The health authorities will enforce new guidelines to focus more on treating patients with severe symptoms, including the elderly and those with pre-existing conditions. So far they have concentrated on placing all patients under quarantine at hospitals for both the treatment and containment of COVID-19. But this effort cannot work anymore because the number of confirmed cases has skyrocketed to more than 4,000.

The decision also reflects the harsh reality that the country's quarantine and healthcare system is already showing signs of reaching its limits, particularly in Daegu and the surrounding North Gyeongsang Province. It is urgent to take timely and appropriate action before it is too late. Therefore it is inevitable to put a priority on treating patients with higher health risks, while quarantining patients with minor symptoms at community treatment centers.

Under the revised guidelines, patients will be classified into four groups according to their condition. Those with severe symptoms will get treatment at bigger hospitals or medical centers specializing in the novel coronavirus. If necessary, they will be put into intensive care in negative-pressure isolation rooms.
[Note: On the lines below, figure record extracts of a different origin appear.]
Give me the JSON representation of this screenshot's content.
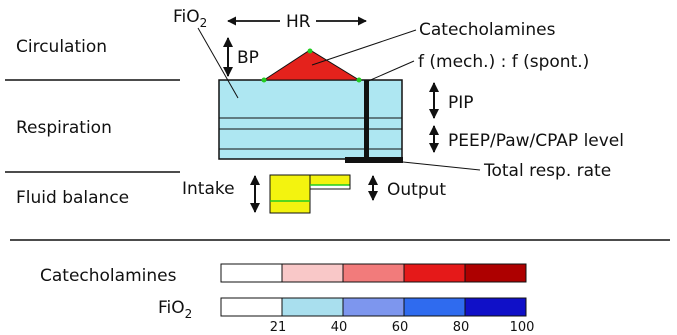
{
  "sections": {
    "circulation": "Circulation",
    "respiration": "Respiration",
    "fluid_balance": "Fluid balance"
  },
  "labels": {
    "fio2": "FiO2",
    "hr": "HR",
    "bp": "BP",
    "catecholamines": "Catecholamines",
    "f_ratio": "f (mech.) : f (spont.)",
    "pip": "PIP",
    "peep": "PEEP/Paw/CPAP level",
    "total_resp_rate": "Total resp. rate",
    "intake": "Intake",
    "output": "Output"
  },
  "legend": {
    "catecholamines_label": "Catecholamines",
    "fio2_label": "FiO2",
    "catecholamine_colors": [
      "#ffffff",
      "#f9c8c8",
      "#f27b7b",
      "#e51919",
      "#ad0000"
    ],
    "fio2_colors": [
      "#ffffff",
      "#a9dfee",
      "#7d96ee",
      "#2f6bef",
      "#1010c8"
    ],
    "ticks": [
      "21",
      "40",
      "60",
      "80",
      "100"
    ]
  },
  "colors": {
    "respiration_box": "#aee7f2",
    "triangle": "#e4221c",
    "intake": "#f3f30f",
    "outline": "#111111",
    "marker_green": "#22cc22"
  }
}
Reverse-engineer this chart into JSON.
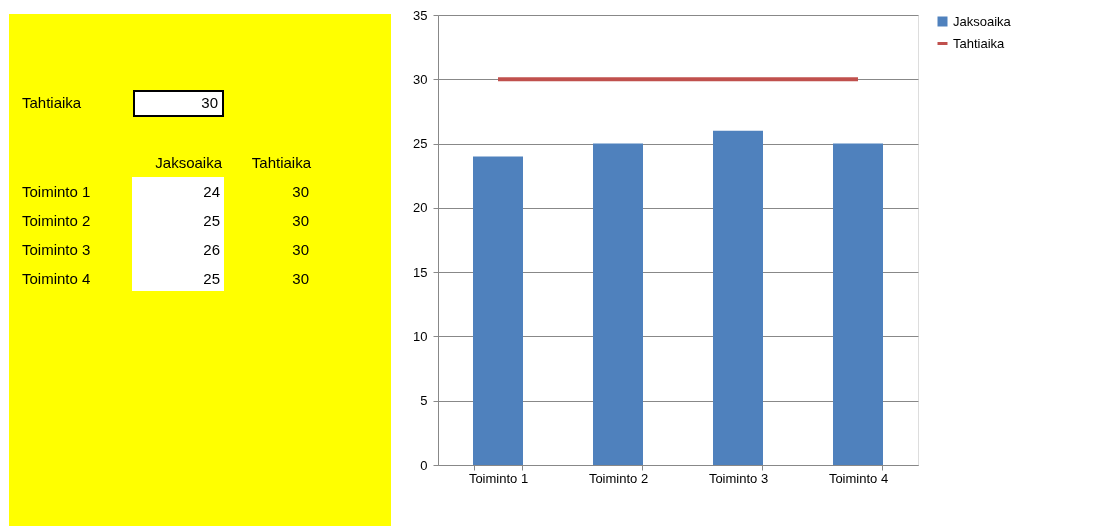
{
  "chart_data": [
    {
      "type": "other",
      "annotations": [
        "Tahtiaika",
        "30",
        "Jaksoaika",
        "Tahtiaika",
        "Toiminto 1",
        "24",
        "30",
        "Toiminto 2",
        "25",
        "30",
        "Toiminto 3",
        "26",
        "30",
        "Toiminto 4",
        "25",
        "30"
      ]
    },
    {
      "type": "bar",
      "categories": [
        "Toiminto 1",
        "Toiminto 2",
        "Toiminto 3",
        "Toiminto 4"
      ],
      "series": [
        {
          "name": "Jaksoaika",
          "type": "bar",
          "color": "#4f81bd",
          "values": [
            24,
            25,
            26,
            25
          ]
        },
        {
          "name": "Tahtiaika",
          "type": "line",
          "color": "#c0504d",
          "values": [
            30,
            30,
            30,
            30
          ]
        }
      ],
      "ylim": [
        0,
        35
      ],
      "yticks": [
        0,
        5,
        10,
        15,
        20,
        25,
        30,
        35
      ],
      "grid": "y",
      "legend": "right"
    }
  ]
}
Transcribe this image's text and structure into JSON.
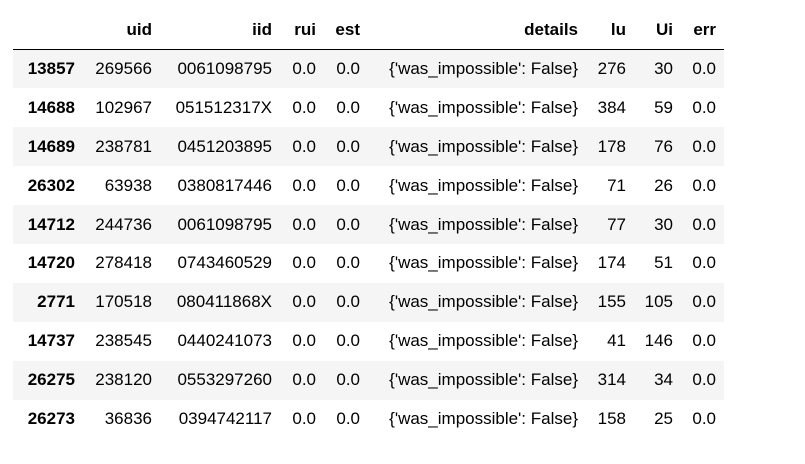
{
  "table": {
    "index_header": "",
    "columns": [
      "uid",
      "iid",
      "rui",
      "est",
      "details",
      "lu",
      "Ui",
      "err"
    ],
    "rows": [
      {
        "index": "13857",
        "uid": "269566",
        "iid": "0061098795",
        "rui": "0.0",
        "est": "0.0",
        "details": "{'was_impossible': False}",
        "lu": "276",
        "ui": "30",
        "err": "0.0"
      },
      {
        "index": "14688",
        "uid": "102967",
        "iid": "051512317X",
        "rui": "0.0",
        "est": "0.0",
        "details": "{'was_impossible': False}",
        "lu": "384",
        "ui": "59",
        "err": "0.0"
      },
      {
        "index": "14689",
        "uid": "238781",
        "iid": "0451203895",
        "rui": "0.0",
        "est": "0.0",
        "details": "{'was_impossible': False}",
        "lu": "178",
        "ui": "76",
        "err": "0.0"
      },
      {
        "index": "26302",
        "uid": "63938",
        "iid": "0380817446",
        "rui": "0.0",
        "est": "0.0",
        "details": "{'was_impossible': False}",
        "lu": "71",
        "ui": "26",
        "err": "0.0"
      },
      {
        "index": "14712",
        "uid": "244736",
        "iid": "0061098795",
        "rui": "0.0",
        "est": "0.0",
        "details": "{'was_impossible': False}",
        "lu": "77",
        "ui": "30",
        "err": "0.0"
      },
      {
        "index": "14720",
        "uid": "278418",
        "iid": "0743460529",
        "rui": "0.0",
        "est": "0.0",
        "details": "{'was_impossible': False}",
        "lu": "174",
        "ui": "51",
        "err": "0.0"
      },
      {
        "index": "2771",
        "uid": "170518",
        "iid": "080411868X",
        "rui": "0.0",
        "est": "0.0",
        "details": "{'was_impossible': False}",
        "lu": "155",
        "ui": "105",
        "err": "0.0"
      },
      {
        "index": "14737",
        "uid": "238545",
        "iid": "0440241073",
        "rui": "0.0",
        "est": "0.0",
        "details": "{'was_impossible': False}",
        "lu": "41",
        "ui": "146",
        "err": "0.0"
      },
      {
        "index": "26275",
        "uid": "238120",
        "iid": "0553297260",
        "rui": "0.0",
        "est": "0.0",
        "details": "{'was_impossible': False}",
        "lu": "314",
        "ui": "34",
        "err": "0.0"
      },
      {
        "index": "26273",
        "uid": "36836",
        "iid": "0394742117",
        "rui": "0.0",
        "est": "0.0",
        "details": "{'was_impossible': False}",
        "lu": "158",
        "ui": "25",
        "err": "0.0"
      }
    ]
  }
}
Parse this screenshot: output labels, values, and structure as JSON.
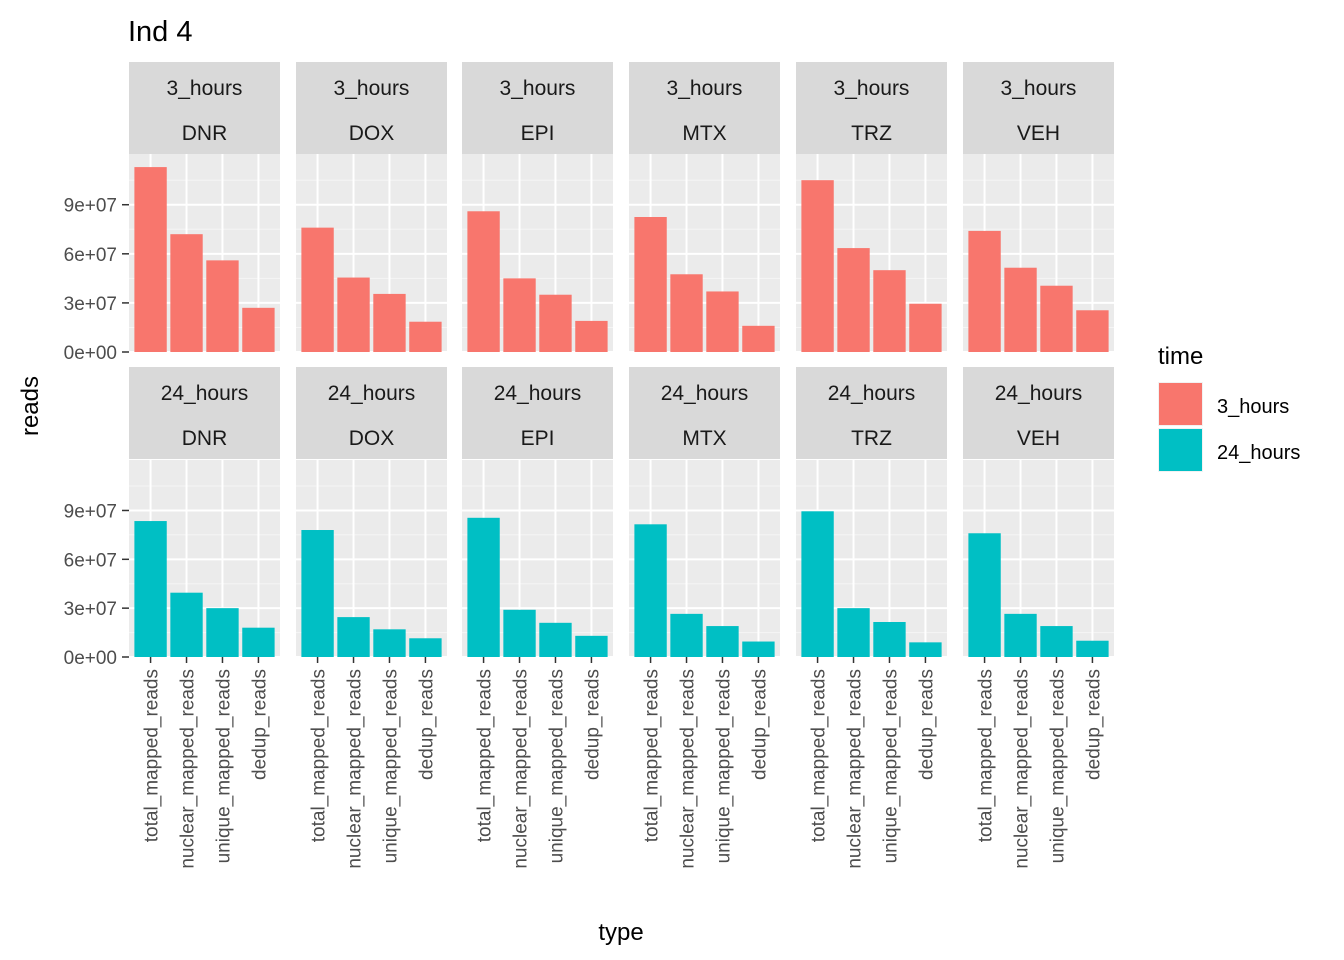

To address the lack of hospital beds, the authorities will turn public buildings such as education centers, exhibition halls and gymnasiums into makeshift treatment centers for patients with minor symptoms.

Health and Welfare Minister Park Neung-hoo said that in order to focus more on serious cases, those with mild symptoms will be treated at these designated treatment facilities, instead of being hospitalized. He noted that 81 percent of COVID-19 patients do not need hospitalization, while 14 percent show severe symptoms and the remaining 5 percent were in critical condition.

The new rules represent a desperate attempt to best allocate limited medical resources in the face of the worsening public health emergency. In the worst-hit Daegu with a population of 2.4 million, the authorities has so far secured around 1,600 beds, which fall far short of the soaring number of patients which stood at 3,081 Monday, accounting for 73 percent of the total. This means about 1,400 patients are in self-quarantine without getting proper treatment, not to mention hospitalization.

Making matters worse, four patients died of the virus waiting for hospitalization. If the epidemic continues to rage, such deaths could rise further. We hope the revised guidelines will help ease the shortage of hospital beds.

At stake is how to classify patients in an objective and fair manner. A flexible system is also required to quickly transfer mild patients to hospitals when their conditions get worse. Equally important is to mobilize doctors, nurses and other medical staff to ease the shortage in Daegu and other locations.